Farmers, ranchers, researchers, and policymakers gain a standardized, science-based nationwide system for measuring and tracking soil carbon that improves comparability of data, strengthens greenhouse-gas accounting, and helps enable participation in carbon markets or incentive programs.
Socially disadvantaged producers and other farmers get multilingual, digital and analog technical assistance and explicit inclusion in consultations, lowering barriers to voluntary participation and increasing equity of access.

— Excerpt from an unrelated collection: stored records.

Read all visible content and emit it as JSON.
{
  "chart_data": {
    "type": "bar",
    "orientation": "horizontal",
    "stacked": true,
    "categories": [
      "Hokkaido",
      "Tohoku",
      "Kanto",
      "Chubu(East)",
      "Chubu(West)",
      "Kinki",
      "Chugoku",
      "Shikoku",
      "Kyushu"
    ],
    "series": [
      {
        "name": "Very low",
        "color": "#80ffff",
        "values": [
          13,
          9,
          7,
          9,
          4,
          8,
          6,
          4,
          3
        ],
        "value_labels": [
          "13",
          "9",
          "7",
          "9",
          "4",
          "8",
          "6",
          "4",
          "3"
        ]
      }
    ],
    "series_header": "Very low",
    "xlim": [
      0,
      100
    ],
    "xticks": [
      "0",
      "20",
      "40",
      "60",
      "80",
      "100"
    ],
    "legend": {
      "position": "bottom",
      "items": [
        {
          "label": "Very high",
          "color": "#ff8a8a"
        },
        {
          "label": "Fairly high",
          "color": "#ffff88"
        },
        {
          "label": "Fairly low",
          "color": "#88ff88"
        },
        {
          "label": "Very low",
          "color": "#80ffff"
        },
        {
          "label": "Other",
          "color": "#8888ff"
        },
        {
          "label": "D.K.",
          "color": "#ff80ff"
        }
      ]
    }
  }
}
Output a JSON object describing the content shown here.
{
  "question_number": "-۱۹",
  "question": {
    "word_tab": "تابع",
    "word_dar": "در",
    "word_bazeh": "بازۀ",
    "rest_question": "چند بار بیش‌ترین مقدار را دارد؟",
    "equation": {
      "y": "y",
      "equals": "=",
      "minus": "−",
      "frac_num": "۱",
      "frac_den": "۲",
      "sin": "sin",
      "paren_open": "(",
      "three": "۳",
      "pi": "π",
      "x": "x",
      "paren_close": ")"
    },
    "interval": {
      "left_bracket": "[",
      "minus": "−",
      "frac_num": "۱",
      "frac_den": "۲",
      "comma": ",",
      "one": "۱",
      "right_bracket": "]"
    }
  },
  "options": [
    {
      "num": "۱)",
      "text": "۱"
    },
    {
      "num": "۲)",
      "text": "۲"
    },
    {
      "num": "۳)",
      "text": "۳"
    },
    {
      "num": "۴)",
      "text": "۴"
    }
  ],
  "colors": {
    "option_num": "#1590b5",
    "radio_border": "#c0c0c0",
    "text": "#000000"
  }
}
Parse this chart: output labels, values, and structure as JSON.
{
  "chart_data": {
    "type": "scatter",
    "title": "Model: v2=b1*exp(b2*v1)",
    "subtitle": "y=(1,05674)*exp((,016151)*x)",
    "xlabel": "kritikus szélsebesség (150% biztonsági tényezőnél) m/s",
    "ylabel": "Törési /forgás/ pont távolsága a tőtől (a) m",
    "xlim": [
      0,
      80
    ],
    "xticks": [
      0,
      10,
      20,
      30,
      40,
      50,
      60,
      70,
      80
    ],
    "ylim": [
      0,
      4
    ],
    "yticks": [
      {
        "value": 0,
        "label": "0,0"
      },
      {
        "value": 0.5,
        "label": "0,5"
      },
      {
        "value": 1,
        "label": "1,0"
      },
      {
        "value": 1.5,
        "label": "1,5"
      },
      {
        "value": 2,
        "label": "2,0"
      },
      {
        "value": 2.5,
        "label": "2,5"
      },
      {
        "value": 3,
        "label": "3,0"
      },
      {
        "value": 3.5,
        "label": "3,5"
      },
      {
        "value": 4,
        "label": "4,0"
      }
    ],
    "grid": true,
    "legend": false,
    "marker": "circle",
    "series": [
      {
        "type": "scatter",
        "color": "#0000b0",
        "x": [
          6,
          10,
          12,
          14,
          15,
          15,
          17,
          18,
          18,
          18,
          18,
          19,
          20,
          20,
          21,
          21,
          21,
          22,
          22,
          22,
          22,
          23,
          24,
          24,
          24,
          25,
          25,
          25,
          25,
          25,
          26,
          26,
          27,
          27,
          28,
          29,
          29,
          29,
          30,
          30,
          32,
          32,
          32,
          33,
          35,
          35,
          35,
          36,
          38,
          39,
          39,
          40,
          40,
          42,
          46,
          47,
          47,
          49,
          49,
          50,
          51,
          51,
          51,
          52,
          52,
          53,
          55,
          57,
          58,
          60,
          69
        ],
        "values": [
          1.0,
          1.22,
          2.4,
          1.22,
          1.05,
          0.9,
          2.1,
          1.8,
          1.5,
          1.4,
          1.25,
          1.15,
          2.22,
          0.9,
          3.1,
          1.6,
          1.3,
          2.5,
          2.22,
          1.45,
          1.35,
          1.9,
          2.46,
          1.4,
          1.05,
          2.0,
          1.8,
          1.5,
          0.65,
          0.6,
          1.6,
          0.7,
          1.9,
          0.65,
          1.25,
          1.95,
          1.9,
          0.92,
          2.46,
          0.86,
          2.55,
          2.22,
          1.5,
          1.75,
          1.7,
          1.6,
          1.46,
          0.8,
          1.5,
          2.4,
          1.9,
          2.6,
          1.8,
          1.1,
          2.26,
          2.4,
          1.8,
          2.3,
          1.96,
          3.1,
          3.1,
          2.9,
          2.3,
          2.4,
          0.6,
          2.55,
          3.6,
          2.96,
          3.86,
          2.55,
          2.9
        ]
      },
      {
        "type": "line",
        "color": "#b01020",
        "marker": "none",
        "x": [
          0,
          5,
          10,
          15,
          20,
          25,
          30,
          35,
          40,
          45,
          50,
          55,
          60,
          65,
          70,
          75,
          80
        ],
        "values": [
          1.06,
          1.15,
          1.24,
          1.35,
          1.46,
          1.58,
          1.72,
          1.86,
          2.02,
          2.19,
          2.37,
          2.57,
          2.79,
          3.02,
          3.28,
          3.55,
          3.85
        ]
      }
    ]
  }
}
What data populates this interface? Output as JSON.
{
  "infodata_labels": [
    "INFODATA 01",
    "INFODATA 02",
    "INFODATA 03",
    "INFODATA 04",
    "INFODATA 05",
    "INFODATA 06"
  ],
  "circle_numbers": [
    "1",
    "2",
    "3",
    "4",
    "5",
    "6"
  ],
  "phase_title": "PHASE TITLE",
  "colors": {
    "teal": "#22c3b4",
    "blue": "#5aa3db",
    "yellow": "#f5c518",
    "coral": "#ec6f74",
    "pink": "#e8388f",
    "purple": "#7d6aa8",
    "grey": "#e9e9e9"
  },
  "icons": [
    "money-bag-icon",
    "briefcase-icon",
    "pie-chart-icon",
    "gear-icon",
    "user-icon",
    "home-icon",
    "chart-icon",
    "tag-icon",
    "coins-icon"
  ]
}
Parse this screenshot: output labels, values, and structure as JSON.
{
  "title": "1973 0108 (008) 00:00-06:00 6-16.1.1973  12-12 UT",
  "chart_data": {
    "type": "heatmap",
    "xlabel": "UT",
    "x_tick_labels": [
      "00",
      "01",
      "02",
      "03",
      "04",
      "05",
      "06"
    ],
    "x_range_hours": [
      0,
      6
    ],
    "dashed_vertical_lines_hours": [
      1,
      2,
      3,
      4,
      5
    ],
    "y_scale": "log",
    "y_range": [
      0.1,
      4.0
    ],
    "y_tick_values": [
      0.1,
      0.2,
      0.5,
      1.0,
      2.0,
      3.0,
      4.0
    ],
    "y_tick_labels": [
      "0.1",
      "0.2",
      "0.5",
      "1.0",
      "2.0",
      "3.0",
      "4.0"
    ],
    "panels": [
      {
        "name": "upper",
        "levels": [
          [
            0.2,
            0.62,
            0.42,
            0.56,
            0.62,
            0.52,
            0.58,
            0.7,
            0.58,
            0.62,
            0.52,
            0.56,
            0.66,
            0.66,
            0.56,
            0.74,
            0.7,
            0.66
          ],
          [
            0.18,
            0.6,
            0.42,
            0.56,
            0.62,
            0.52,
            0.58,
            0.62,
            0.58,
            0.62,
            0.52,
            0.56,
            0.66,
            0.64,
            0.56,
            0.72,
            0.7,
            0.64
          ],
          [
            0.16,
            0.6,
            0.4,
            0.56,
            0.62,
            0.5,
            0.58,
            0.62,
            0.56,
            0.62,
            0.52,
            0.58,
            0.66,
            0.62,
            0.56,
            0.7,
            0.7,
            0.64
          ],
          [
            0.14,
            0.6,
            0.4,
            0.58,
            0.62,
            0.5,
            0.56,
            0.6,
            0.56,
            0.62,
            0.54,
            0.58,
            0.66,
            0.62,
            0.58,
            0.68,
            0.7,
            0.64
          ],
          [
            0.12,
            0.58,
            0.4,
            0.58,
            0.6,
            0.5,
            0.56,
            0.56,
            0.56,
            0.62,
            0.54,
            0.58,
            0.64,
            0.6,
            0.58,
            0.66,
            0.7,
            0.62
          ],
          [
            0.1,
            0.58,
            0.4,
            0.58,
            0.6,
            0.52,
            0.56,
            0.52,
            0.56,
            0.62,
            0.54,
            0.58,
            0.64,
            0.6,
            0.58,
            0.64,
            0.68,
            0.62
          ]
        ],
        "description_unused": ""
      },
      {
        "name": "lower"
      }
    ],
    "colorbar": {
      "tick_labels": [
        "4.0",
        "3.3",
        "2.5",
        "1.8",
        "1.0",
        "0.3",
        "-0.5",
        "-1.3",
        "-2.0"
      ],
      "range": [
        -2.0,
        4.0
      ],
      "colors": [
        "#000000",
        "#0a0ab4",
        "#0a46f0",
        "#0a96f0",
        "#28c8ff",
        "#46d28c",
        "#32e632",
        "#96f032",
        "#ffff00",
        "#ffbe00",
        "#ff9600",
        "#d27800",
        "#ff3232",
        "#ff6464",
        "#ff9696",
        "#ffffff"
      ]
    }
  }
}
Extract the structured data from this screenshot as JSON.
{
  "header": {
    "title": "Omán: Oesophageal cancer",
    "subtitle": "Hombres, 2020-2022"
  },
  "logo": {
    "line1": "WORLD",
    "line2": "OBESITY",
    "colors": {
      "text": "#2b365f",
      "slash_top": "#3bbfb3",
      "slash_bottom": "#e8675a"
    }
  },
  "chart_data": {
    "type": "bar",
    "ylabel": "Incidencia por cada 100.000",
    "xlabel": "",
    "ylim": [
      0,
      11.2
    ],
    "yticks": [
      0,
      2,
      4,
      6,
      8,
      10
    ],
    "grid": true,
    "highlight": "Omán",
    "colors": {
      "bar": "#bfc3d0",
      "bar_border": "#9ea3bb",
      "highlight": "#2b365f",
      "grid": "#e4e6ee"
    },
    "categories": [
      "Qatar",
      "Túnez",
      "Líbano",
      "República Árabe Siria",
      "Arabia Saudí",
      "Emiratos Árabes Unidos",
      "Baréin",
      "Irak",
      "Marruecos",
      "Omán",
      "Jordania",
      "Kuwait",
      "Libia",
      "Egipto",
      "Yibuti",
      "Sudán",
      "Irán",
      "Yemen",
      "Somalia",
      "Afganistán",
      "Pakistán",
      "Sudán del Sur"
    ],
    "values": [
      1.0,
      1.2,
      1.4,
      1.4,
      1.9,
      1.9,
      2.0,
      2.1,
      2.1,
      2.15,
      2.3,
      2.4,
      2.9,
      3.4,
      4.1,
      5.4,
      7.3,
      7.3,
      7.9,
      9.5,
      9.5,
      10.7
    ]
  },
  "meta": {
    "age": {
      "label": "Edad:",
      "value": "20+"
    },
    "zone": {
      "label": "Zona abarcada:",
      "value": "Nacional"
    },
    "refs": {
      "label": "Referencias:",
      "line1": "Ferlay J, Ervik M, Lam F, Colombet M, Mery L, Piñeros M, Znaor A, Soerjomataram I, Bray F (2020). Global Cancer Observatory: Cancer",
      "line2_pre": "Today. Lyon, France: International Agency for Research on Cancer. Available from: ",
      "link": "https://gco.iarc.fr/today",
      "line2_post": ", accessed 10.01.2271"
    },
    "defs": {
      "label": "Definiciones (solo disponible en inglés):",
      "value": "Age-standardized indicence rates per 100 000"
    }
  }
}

Researchers, land-grant universities, and conservation programs receive clearer federal research priorities, funding authorizations, and partnership authorities to develop measurement, verification, and modeling tools, building scientific capacity and enabling better-informed conservation practices.
Individual producers and landowners face additional direct costs, time burdens, and recurring administrative work to collect measurements or provide site access (including repeated five-year inventories and sampling requests).
Detailed farm-level data collection and interoperable data systems raise privacy and data-governance concerns—producers may worry data will be used or shared in ways that affect program participation, market access, or liabilities despite stated safeguards.
Authorized funding levels (small annual authorizations of $2 million, $500,000 and a separate $17.5 million line) may be insufficient to fully implement nationwide methodology development, modeling tools, outreach, and long-term maintenance, risking under-resourced or delayed rollout.
Based on analysis of 7 sections of legislative text.
Directs USDA to standardize soil carbon measurement, create a national soil carbon inventory and sampling network, add soil-carbon research and demonstration work, and build predictive modeling tools.
Introduced July 31, 2025 by Tina Smith · Last progress July 31, 2025
Creates a coordinated USDA effort to measure, track, and model soil carbon and related soil-health variables across U.S. cropland, rangeland, pastureland, and wetlands. It directs USDA to develop a standardized direct-measurement methodology within 270 days, stand up a national soil carbon inventory and sampling network, add soil-carbon measurement priorities to existing research programs, fund on-farm demonstration trials, and build predictive modeling tools to estimate greenhouse gas and soil carbon impacts of land-management actions. The bill requires stakeholder consultation (including socially disadvantaged producers), multilingual technical assistance, periodic updates, and reporting to Congress, and authorizes modest annual funding to support methodology development and modeling tool work.